A & M was in charge of St. Louis schools for about a year and a half. During that time, it remained on provisional accreditation with the state, but students’ academic performance did not improve.
Between 2008 and 2012, the St. Louis district was unaccredited by the state of Missouri. It regained provisional accreditation in 2013 and remains in that state today.
New Orleans and Hurricane Katrina
Soon after leaving St. Louis, A & M was hired to turn around another troubled urban school district, this time in New Orleans, which had many of the same problems as St. Louis: high poverty rates, poor test scores and a declining population fueled by the flight of middle-class families to the suburbs.
But the district would soon experience another crisis, the likes of which no other American school district had ever seen. A & M inked its contract with the district in June 2005, just two months before Hurricane Katrina slammed into the Gulf Coast, devastating the city and its public school system.
U.S. Education Secretary Arne Duncan was famously quoted as saying Katrina was “the best thing that happened to the education system in New Orleans” because it focused the public’s attention on the need to reform and rebuild a crumbling school system.
What happened to New Orleans schools after that, however, was mainly a function of the state of Louisiana, which took over Orleans Parish and several other school systems and established what was called the Recovery School District, a system of publicly funded, privately managed charter schools.
But Alvarez & Marsal — which again brought in Bill Roberti to take charge — did play a significant role in the process.

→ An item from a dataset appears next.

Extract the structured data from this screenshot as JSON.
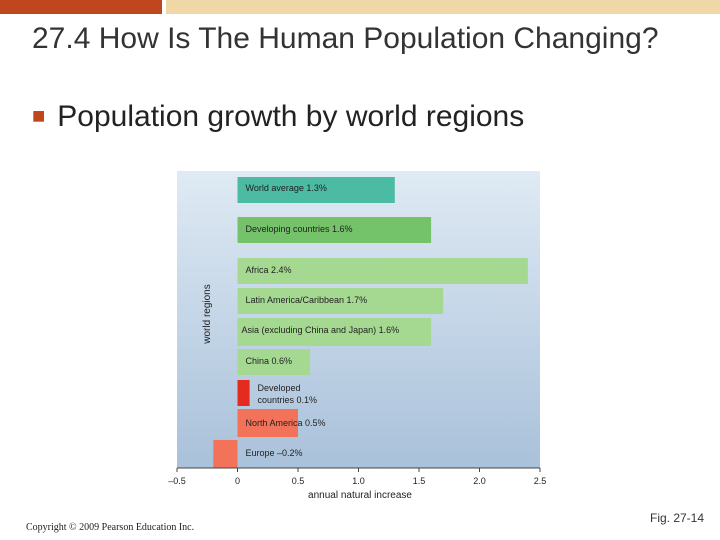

On its own website, A & M cites the New Orleans project as a “case study” for its style of turnaround management. At the end of its contract, A & M says New Orleans Public Schools “was able to meet all of its obligations, avoid bankruptcy and return to solvency, obtaining its first clean audit in many years.”
But Shane Riddle, a lobbyist for the Louisiana Association of Educators, one of the state’s two major teachers unions, remembers A & M primarily for the way it handled laying off more than 7,000 teachers.
“They had a contract to handle that process,” Riddle said. “Some would argue that they botched it up.”
Last year, a federal appeals court ruled that the layoffs were handled improperly because many teachers were not afforded due process and were entitled to be hired back as jobs reopened.
Total damages that could be owed to those teachers, including back pay and benefits, have been estimated at about $1.5 billion.
Since Kansas lawmakers voted this spring to engage an efficiency consultant, the state’s fiscal picture has gotten worse. During the first quarter of the new fiscal year, revenues flowing into the general fund have come in $42.5 million below expectations.
But Republican Gov. Sam Brownback and House Speaker Merrick both said last week that they remain optimistic the state can avoid tax increases or midyear budget cuts to balance the budget.
“I am excited about the possibility the Alvarez & Marsal efficiency study gives the State to continue providing quality services but at a better value for taxpayers,” Merrick said in a written statement.
But Mark Desetti, who lobbies for the Kansas National Education Association, was less optimistic that A & M would find savings of that magnitude.
“I guess they’ll look at everything, not just schools, and we’ll see what kind of amazing things they’ll come up with,” Desetti said. “I don’t know what this group will find that (Legislative) Post Audit hasn’t already found, or that superintendents aren’t already doing on their own.”